Building upon research using a very precise, high-dose form of radiation therapy, known as stereotactic radiotherapy, Narang can get high doses of radiation to pancreatic tumors that have attached to nearby blood vessels, making surgical removal of the entire tumor difficult or even impossible. These cancers are referred to as locally advanced and borderline resectable (operable) cancers.

“There are a number of very important blood vessels near the pancreas, and as it grows outside of the organ, the cancer attaches to these vessels. It’s hard to do surgery when these blood vessels are involved,” explains Narang. Surgeons must peel the cancer away from these delicate vessels, adding to the complexity of the already complicated surgery and increasing the chances that a few cancer cells will be left behind that can later result in the cancer spreading and coming back.

Stereotactic radiation therapy is focused radiation that reduces exposures to surrounding tissue and organs and makes it possible to deliver higher doses of radiation to tumors over a relatively short period of time—five days versus six weeks with conventional radiation therapy. Combing chemotherapy and stereotactic radiation therapy in patients with pancreatic cancers that have attached to blood vessels, shrinks the tumor, pulling it away from these critical vessels and making surgery possible for more patients.

“Surgery offers patients the best chance of cure. If we can get the tumors removed in these patients with locally advanced and borderline resectable cancers, their survival is similar to those who had surgery as a first treatment,” says Narang.

There is also evidence that radiotherapy may make cancer cells more responsive to subsequent treatment with immunotherapy. The damage it does to the DNA of cancer cells makes the cells more recognizable to the immune system and may prime them to respond better to new drugs that give the immune system an upper hand on cancer. The potential of this immune-boosting component in pancreatic cancer is the focus of clinical trials being led by Lei Zheng, M.D., Ph.D., Co-Director of the Precision Medicine Center of Excellence for Pancreatic Cancer.

Narang is also studying a new material, known as hydrogel, that could make even higher does of radiation therapy possible for pancreatic cancer. The risk of harming the bowel during treatment currently limits the dose of radiation that can be given, Narang says. This new product may solve that problem.

“The pancreas is surrounded by bowel, but if we can inject hydrogel to increase the distance between the pancreas and the bowel, we may be able to deliver higher doses of radiation to the pancreas without harming the bowel,” says Narang.

It is currently being used successfully in prostate cancer patients to protect the rectum from radiation toxicity. The first Kimmel Cancer Center trial for pancreatic cancer testing the ability of the product to reduce radiation exposure to the bowel is expected to begin soon.

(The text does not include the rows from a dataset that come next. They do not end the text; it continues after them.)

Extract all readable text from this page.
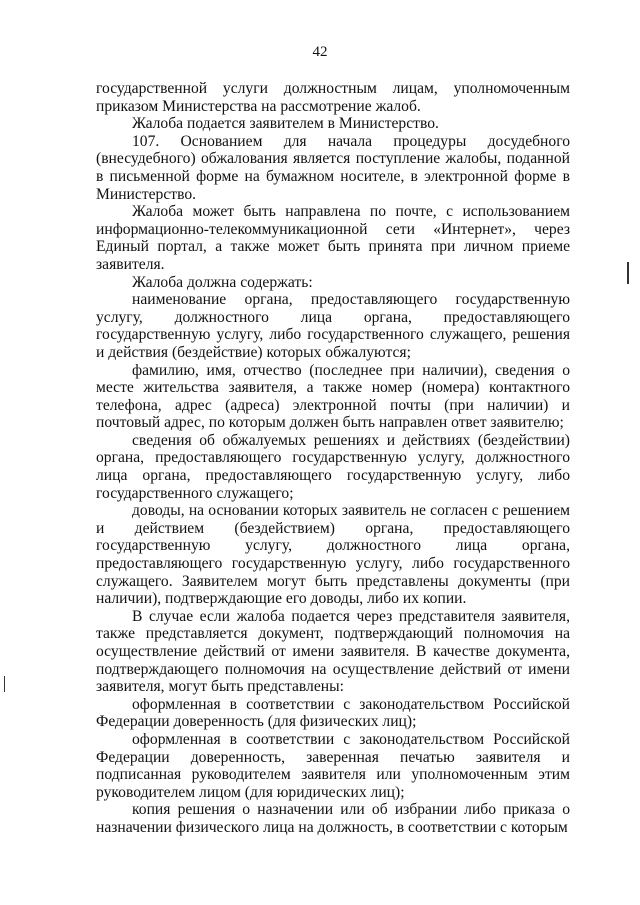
42

государственной услуги должностным лицам, уполномоченным приказом Министерства на рассмотрение жалоб.

Жалоба подается заявителем в Министерство.

107. Основанием для начала процедуры досудебного (внесудебного) обжалования является поступление жалобы, поданной в письменной форме на бумажном носителе, в электронной форме в Министерство.

Жалоба может быть направлена по почте, с использованием информационно-телекоммуникационной сети «Интернет», через Единый портал, а также может быть принята при личном приеме заявителя.

Жалоба должна содержать:

наименование органа, предоставляющего государственную услугу, должностного лица органа, предоставляющего государственную услугу, либо государственного служащего, решения и действия (бездействие) которых обжалуются;

фамилию, имя, отчество (последнее при наличии), сведения о месте жительства заявителя, а также номер (номера) контактного телефона, адрес (адреса) электронной почты (при наличии) и почтовый адрес, по которым должен быть направлен ответ заявителю;

сведения об обжалуемых решениях и действиях (бездействии) органа, предоставляющего государственную услугу, должностного лица органа, предоставляющего государственную услугу, либо государственного служащего;

доводы, на основании которых заявитель не согласен с решением и действием (бездействием) органа, предоставляющего государственную услугу, должностного лица органа, предоставляющего государственную услугу, либо государственного служащего. Заявителем могут быть представлены документы (при наличии), подтверждающие его доводы, либо их копии.

В случае если жалоба подается через представителя заявителя, также представляется документ, подтверждающий полномочия на осуществление действий от имени заявителя. В качестве документа, подтверждающего полномочия на осуществление действий от имени заявителя, могут быть представлены:

оформленная в соответствии с законодательством Российской Федерации доверенность (для физических лиц);

оформленная в соответствии с законодательством Российской Федерации доверенность, заверенная печатью заявителя и подписанная руководителем заявителя или уполномоченным этим руководителем лицом (для юридических лиц);

копия решения о назначении или об избрании либо приказа о назначении физического лица на должность, в соответствии с которым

Narang says the new Johns Hopkins Proton Therapy Center at Sibley Memorial Hospital, scheduled for completion in 2019, offers another opportunity to improve care for pancreatic cancer patients. Proton therapy uses a precisely targeted, single beam of protons to go directly into tumors where they deposit all of their energy rather than multiple beams of targeted X-rays that hit the tumor and some surrounding tissue as they enter and exit the cancer. The ability of proton therapy to treat pancreatic cancers will be researched in the new center.

Finally, Narang says improvements in endoscopic procedures are allowing radiation oncologists to deliver radioactive seeds internally to pancreatic tumors. Using endoscopy-guided ultrasound to direct the placement of the seeds, Narang can inject radioactive material directly into the pancreas tumor, increasing the radiation dose directly to the tumor without harming other tissues and organs.

“New technologies are allowing us to safely get higher doses of radiation to pancreatic tumors to reduce their size and ability to spread, providing more patients with an opportunity for a surgical cure,” says Narang.